17. Il motivo non coglie nel segno perché la Corte di merito, all’esito della valutazione degli atti di causa, ha escluso l’assunzione di un obbligo di pagamento da parte dell’INPS nei confronti dell’ I. alla stregua del D.Lgs. n. 357 del 1990, art. 6 e il Banco e’, al contempo, debitore delle somme maturate a titolo di arretrati e creditore per la restituzione delle somme versate a titolo di pensione nel corso del medesimo periodo cui sono riferiti gli arretrati di trattamento VOBANC.

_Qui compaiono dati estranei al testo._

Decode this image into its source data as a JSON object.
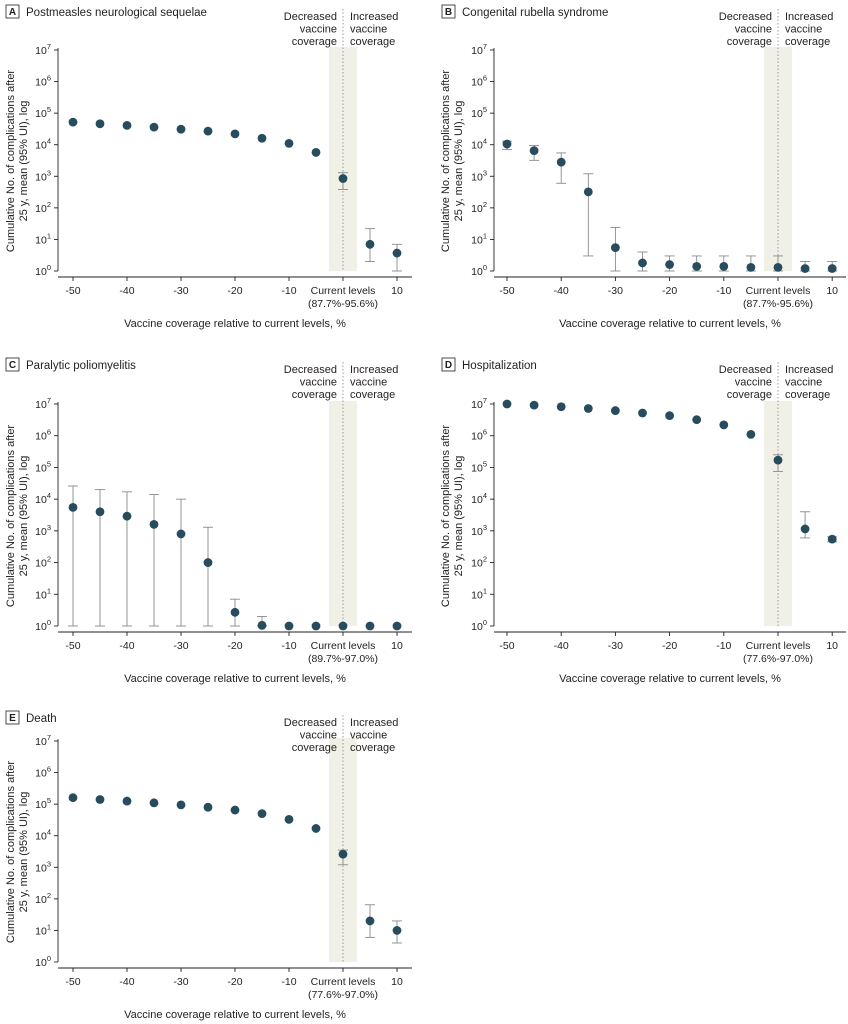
{
  "figure": {
    "x_axis_label": "Vaccine coverage relative to current levels, %",
    "y_axis_label_line1": "Cumulative No. of complications after",
    "y_axis_label_line2": "25 y, mean (95% UI), log",
    "decreased_label": [
      "Decreased",
      "vaccine",
      "coverage"
    ],
    "increased_label": [
      "Increased",
      "vaccine",
      "coverage"
    ],
    "x_tick_labels": [
      "-50",
      "-40",
      "-30",
      "-20",
      "-10",
      "Current levels",
      "10"
    ],
    "y_tick_labels": [
      {
        "base": "10",
        "exp": "0"
      },
      {
        "base": "10",
        "exp": "1"
      },
      {
        "base": "10",
        "exp": "2"
      },
      {
        "base": "10",
        "exp": "3"
      },
      {
        "base": "10",
        "exp": "4"
      },
      {
        "base": "10",
        "exp": "5"
      },
      {
        "base": "10",
        "exp": "6"
      },
      {
        "base": "10",
        "exp": "7"
      }
    ],
    "colors": {
      "point": "#264c5d",
      "band": "#f0f0e6",
      "error": "#8a8a8a",
      "axis": "#231f20"
    }
  },
  "chart_data": [
    {
      "type": "scatter",
      "panel": "A",
      "title": "Postmeasles neurological sequelae",
      "current_range": "(87.7%-95.6%)",
      "ylim_log10": [
        0,
        7
      ],
      "x": [
        -50,
        -45,
        -40,
        -35,
        -30,
        -25,
        -20,
        -15,
        -10,
        -5,
        0,
        5,
        10
      ],
      "mean": [
        52000,
        46000,
        41000,
        36000,
        31000,
        27000,
        22000,
        16000,
        11000,
        5700,
        850,
        7,
        3.7
      ],
      "lower": [
        null,
        null,
        null,
        null,
        null,
        null,
        null,
        null,
        null,
        null,
        380,
        2,
        1
      ],
      "upper": [
        null,
        null,
        null,
        null,
        null,
        null,
        null,
        null,
        null,
        null,
        1300,
        22,
        7
      ]
    },
    {
      "type": "scatter",
      "panel": "B",
      "title": "Congenital rubella syndrome",
      "current_range": "(87.7%-95.6%)",
      "ylim_log10": [
        0,
        7
      ],
      "x": [
        -50,
        -45,
        -40,
        -35,
        -30,
        -25,
        -20,
        -15,
        -10,
        -5,
        0,
        5,
        10
      ],
      "mean": [
        10500,
        6500,
        2800,
        320,
        5.5,
        1.8,
        1.6,
        1.4,
        1.4,
        1.3,
        1.3,
        1.2,
        1.2
      ],
      "lower": [
        7000,
        3200,
        600,
        3,
        1,
        1,
        1,
        1,
        1,
        1,
        1,
        1,
        1
      ],
      "upper": [
        13000,
        9500,
        5500,
        1200,
        24,
        4,
        3,
        3,
        3,
        3,
        3,
        2,
        2
      ]
    },
    {
      "type": "scatter",
      "panel": "C",
      "title": "Paralytic poliomyelitis",
      "current_range": "(89.7%-97.0%)",
      "ylim_log10": [
        0,
        7
      ],
      "x": [
        -50,
        -45,
        -40,
        -35,
        -30,
        -25,
        -20,
        -15,
        -10,
        -5,
        0,
        5,
        10
      ],
      "mean": [
        5500,
        4000,
        2900,
        1600,
        800,
        100,
        2.7,
        1.05,
        1,
        1,
        1,
        1,
        1
      ],
      "lower": [
        1,
        1,
        1,
        1,
        1,
        1,
        1,
        1,
        null,
        null,
        null,
        null,
        null
      ],
      "upper": [
        26000,
        20000,
        17000,
        14000,
        10000,
        1300,
        7,
        2,
        null,
        null,
        null,
        null,
        null
      ]
    },
    {
      "type": "scatter",
      "panel": "D",
      "title": "Hospitalization",
      "current_range": "(77.6%-97.0%)",
      "ylim_log10": [
        0,
        7
      ],
      "x": [
        -50,
        -45,
        -40,
        -35,
        -30,
        -25,
        -20,
        -15,
        -10,
        -5,
        0,
        5,
        10
      ],
      "mean": [
        10000000,
        9200000,
        8200000,
        7200000,
        6200000,
        5200000,
        4300000,
        3200000,
        2200000,
        1100000,
        170000,
        1150,
        550
      ],
      "lower": [
        null,
        null,
        null,
        null,
        null,
        null,
        null,
        null,
        null,
        null,
        75000,
        600,
        450
      ],
      "upper": [
        null,
        null,
        null,
        null,
        null,
        null,
        null,
        null,
        null,
        null,
        250000,
        4000,
        650
      ]
    },
    {
      "type": "scatter",
      "panel": "E",
      "title": "Death",
      "current_range": "(77.6%-97.0%)",
      "ylim_log10": [
        0,
        7
      ],
      "x": [
        -50,
        -45,
        -40,
        -35,
        -30,
        -25,
        -20,
        -15,
        -10,
        -5,
        0,
        5,
        10
      ],
      "mean": [
        160000,
        140000,
        125000,
        110000,
        95000,
        80000,
        65000,
        50000,
        33000,
        17000,
        2600,
        20,
        10
      ],
      "lower": [
        null,
        null,
        null,
        null,
        null,
        null,
        null,
        null,
        null,
        null,
        1200,
        6,
        4
      ],
      "upper": [
        null,
        null,
        null,
        null,
        null,
        null,
        null,
        null,
        null,
        null,
        3500,
        65,
        20
      ]
    }
  ]
}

18. Con il quinto motivo si denuncia omesso esame di un fatto decisivo ma si ometto, per vero, di indicare il fatto che si assume non esaminato e, in ogni caso, la censura indirizza critiche al convincimento della Corte di merito che, ad avviso della ricorrente, non avrebbe potuto trarre dall’esame del complessivo materiale probatorio, la prova dell’esistenza delle contrapposte partite debitorie e creditorie.

19. In conclusione, il ricorso è da rigettare.

20. Segue coerente la condanna alle spese, liquidate come in dispositivo.

21. Ai sensi del D.P.R. n. 115 del 2002, art. 13,comma 1-quater, sussistono i presupposti processuali per il versamento, a carico della parte ricorrente, dell’ulteriore importo, a titolo di contributo unificato, pari a quello per il ricorso ex art. 13, comma 1, se dovuto.

P.Q.M.

La Corte rigetta il ricorso; condanna la parte ricorrente al pagamento delle spese, liquidate in Euro 200,00 per esborsi, Euro 7.500,00 per compensi professionali, oltre accessori di legge e rimborso forfetario del 15 per cento. Ai sensi del D.P.R. n. 115 del 2002, art. 13, comma 1-quater, sussistono i presupposti processuali per il versamento, a carico della parte ricorrente, dell’ulteriore importo, a titolo di contributo unificato, pari a quello per il ricorso ex art. 13, comma 1, se dovuto.

Così deciso in Roma, nella Camera di consiglio, il 20 aprile 2021.